Labor wants to reduce net annual migration to 260,000 by 2025, in large part by tackling international student numbers. Photograph: Dean Lewins/AAP

The Albanese government’s proposed cap on international students is a “recipe for chaos” and the largest ever government overreach in Australia’s higher education system, leading policy experts have warned.

A bill introduced to parliament by the education minister, Jason Clare, last week, would give him powers to set a maximum number of new international student enrolments for courses and providers, with universities’ ability to enrol more students dependent on the establishment of new purpose-built student accommodation. A similar cap would operate for the VET sector based on advice from the skills and training minister.

The changes come after the number of international students in Australia shot up from about 580,000 pre-pandemic to 700,000 in February. Clare has argued the changes are aimed at ensuring international education “delivers the greatest benefit to Australia, whilst maintaining its social licence”.

Labor wants to reduce net annual migration to 260,000 by 2025, in large part by tackling international student numbers, but immigration and higher education experts have fiercely criticised the “unprecedented” plans for a cap set by the minister.

The former immigration department deputy secretary Abul Rizvi described it as a “recipe for chaos” that risked the closure of universities if managed poorly.

Rizvi suggested the cap was likely being introduced as a “stopgap measure” in response to historically high net migration levels and low housing supply, with Labor hoping it won’t need to be used.

“It’s quite extraordinary [policy] and all about getting to the 2025 election,” he said. “The levels of intervention exceed anything I’ve ever seen in any other industry. This gives them the power to tell a business how many customers you can have, what they can buy from you and how much.

“The power and its use is unsustainable. You can’t run an industry this way.”

If passed, the legislation would come into effect from 1 January. Rizvi described what he claimed would be 12 months of “chaos” where institutions rushed to get applications in over the next 12 months, while providers facing lengthy visa approval wait times would be under pressure to refund the tuition fees of unprocessed students.

Andrew Norton, a professor in higher education policy at ANU, said a cap was the most “radical limits on student choice and university autonomy” he had witnessed.

In a blog post this week, Norton wrote that the wide ministerial discretion of powers was entirely “new legal territory” and a “significant problem over-and-above the direct consequences of capping”.

According to the bill, the minister could cancel international enrolments for providers and/or courses on the basis of “systemic quality issues”, courses providing “limited value” to Australia’s skills needs or because it is in the “public interest to do so”, such as due to student exploitation.

Consultation with regulators, higher education providers or the department of education would not be needed in most cases and institutions that exceed their cap would risk a year-long suspension from enrolling new students.

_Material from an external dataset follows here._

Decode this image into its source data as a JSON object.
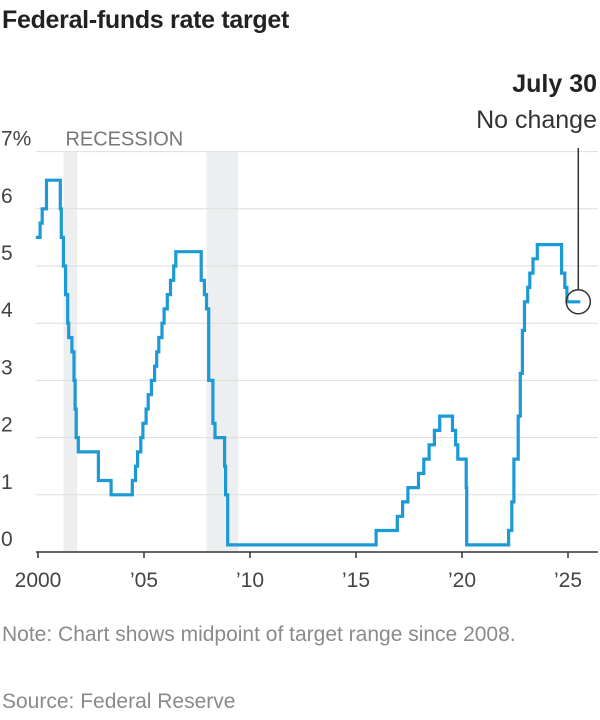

“The level of ministerial discretion is unprecedented … the powers are there [and] the mere possibility of their use changes the government-university relationship,” Norton wrote.

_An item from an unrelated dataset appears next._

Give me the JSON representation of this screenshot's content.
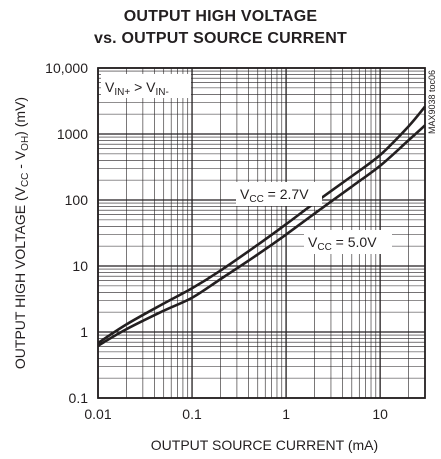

“With the government and opposition united against international students we have to accept that provider caps will happen. But course level caps … are in fundamental conflict with principles of student choice and university autonomy.”

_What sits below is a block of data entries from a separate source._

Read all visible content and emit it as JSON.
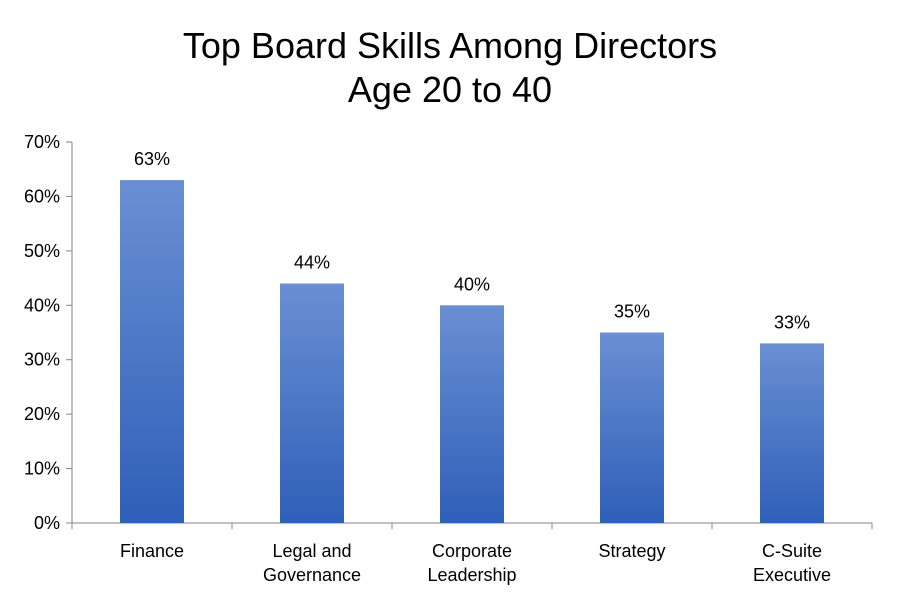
{
  "chart_data": {
    "type": "bar",
    "title": "Top Board Skills Among Directors",
    "subtitle": "Age 20 to 40",
    "categories": [
      [
        "Finance"
      ],
      [
        "Legal and",
        "Governance"
      ],
      [
        "Corporate",
        "Leadership"
      ],
      [
        "Strategy"
      ],
      [
        "C-Suite",
        "Executive"
      ]
    ],
    "values": [
      63,
      44,
      40,
      35,
      33
    ],
    "data_labels": [
      "63%",
      "44%",
      "40%",
      "35%",
      "33%"
    ],
    "y_ticks": [
      "0%",
      "10%",
      "20%",
      "30%",
      "40%",
      "50%",
      "60%",
      "70%"
    ],
    "ylim": [
      0,
      70
    ],
    "xlabel": "",
    "ylabel": "",
    "grid": false,
    "legend": "none",
    "bar_color_top": "#6a8fd3",
    "bar_color_bottom": "#2f5fb9"
  }
}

International students are Australia’s most successful service export industry, contributing $48bn to the economy in 2023. With federal investment in research and development at 30-year-lows, universities have become increasingly reliant on the sector to remain viable.

Group of Eight (Go8) universities educate one in three international students, who account for more than 30% of entire revenue streams at the University of Sydney, Monash, UNSW and the University of Queensland.

The vice-chancellor of the University of Sydney, Mark Scott, prospective students looking Sydney or Melbourne would also be considering “other top international universities”. “We need students to continue to feel welcome here,” he said.

“We’re competing … with universities across the world, and want to make sure the best and brightest have Australia and Sydney at the top of their list as a study destination.”

The University of Sydney was the only institution in NSW to record a surplus last year and 46% of its enrolments now come from overseas.

The Go8 chief executive, Vicki Thomson, said universities and purpose-built student accommodation providers were “already investing heavily” in affordable options.

Asked how universities will offset the sharp decline in international student numbers, Rizvi claimed “they’re going to have to start cost cutting”.

“They’ve designed the system not in terms of academic excellence, but revenue generation,” he said.

“A better policy would be to place a higher cutoff score on entrance exams so universities don’t put forward students with poor scores. You’d still control the numbers by letting them compete.”

Clare told Guardian Australia the federal government was working closely with state and territory governments and education providers to help international students find housing, adding the reforms will help to “provide certainty for universities”.